On 30th January 1816, an unexpectedly severe storm raged on the southeast coast of Ireland. Three ships returning home to their families from war on the continent were caught in the vicious gale and as they neared the coast, all were lost in one of Ireland’s worst maritime disasters. Over 500 men, women and children would perish that day.
The worst of these tragedies was that of the Warship Sea Horse and its loss has left an indelible mark on the people of Tramore, Waterford.
The Sea Horse, Boadicea and Lord Melville were travelling together and all carried regiments that were returning home from the Napoleonic wars. The Sea Horse sought shelter in Waterford Harbour. Her sails were ripped to shreds and she dropped anchor but they dragged and the ship ran aground. The ship broke apart and all but 30 of the 394 people on board were lost.
The monstrous waves made it impossible for rescue crews to go to the ship’s assistance and the people of Tramore watched on from the shore in horror, helpless to save the souls on board the Seahorse.
The Boadicea and Lord Melville never made it to their destination either. Lord Melville failed to clear Kinsale head and but the captain managed to drive her onto a shoal 300 metres from the shore. This managed to save many of the passengers, nearly 450, who rode the storm out and were saved the next day. Not all survived and tragically a boat was launched carrying 13 passengers but it also foundered and there was only one survivor.
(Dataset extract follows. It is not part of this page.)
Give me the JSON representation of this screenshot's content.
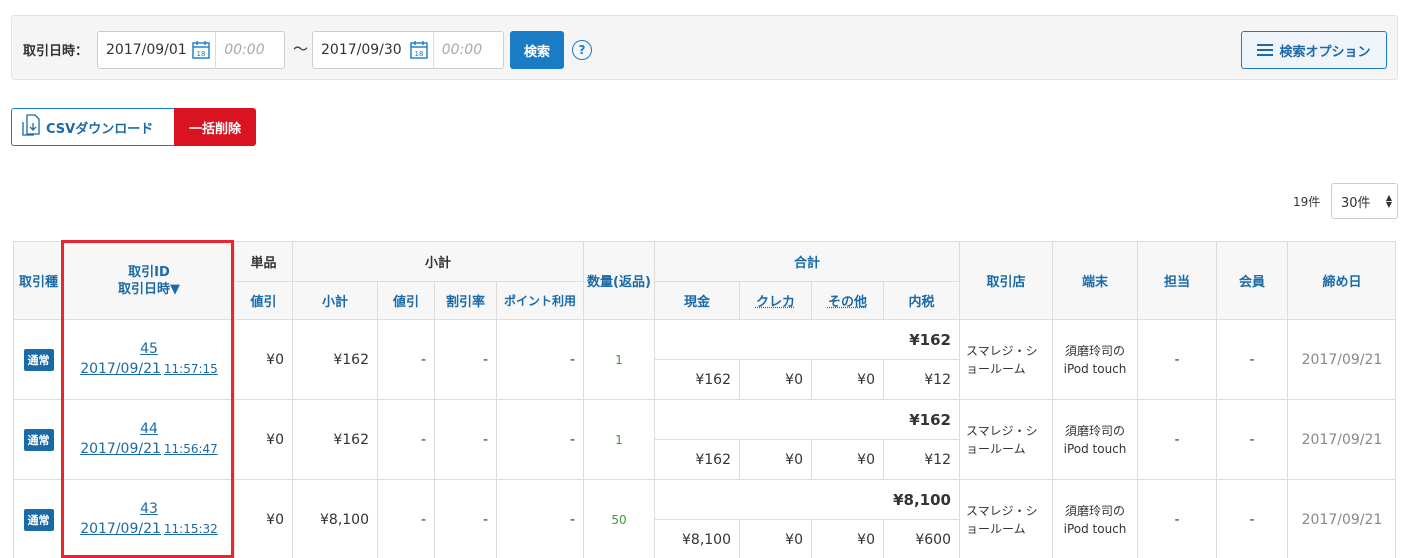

The Boadicea managed to round Kinsale Head but it was driven onto the shore at Courtmacsherry Bay and broke up. Some 100 passengers scrambled onto a large rock but 190 were lost to the sea.
The people of Tramore were deeply affected by the wreck of the Sea Horse. The Sea Horse was subsequently adopted as a symbol by the town and can be seen on the crest and logos of schools, clubs and organisations including world-renowned Waterford Crystal.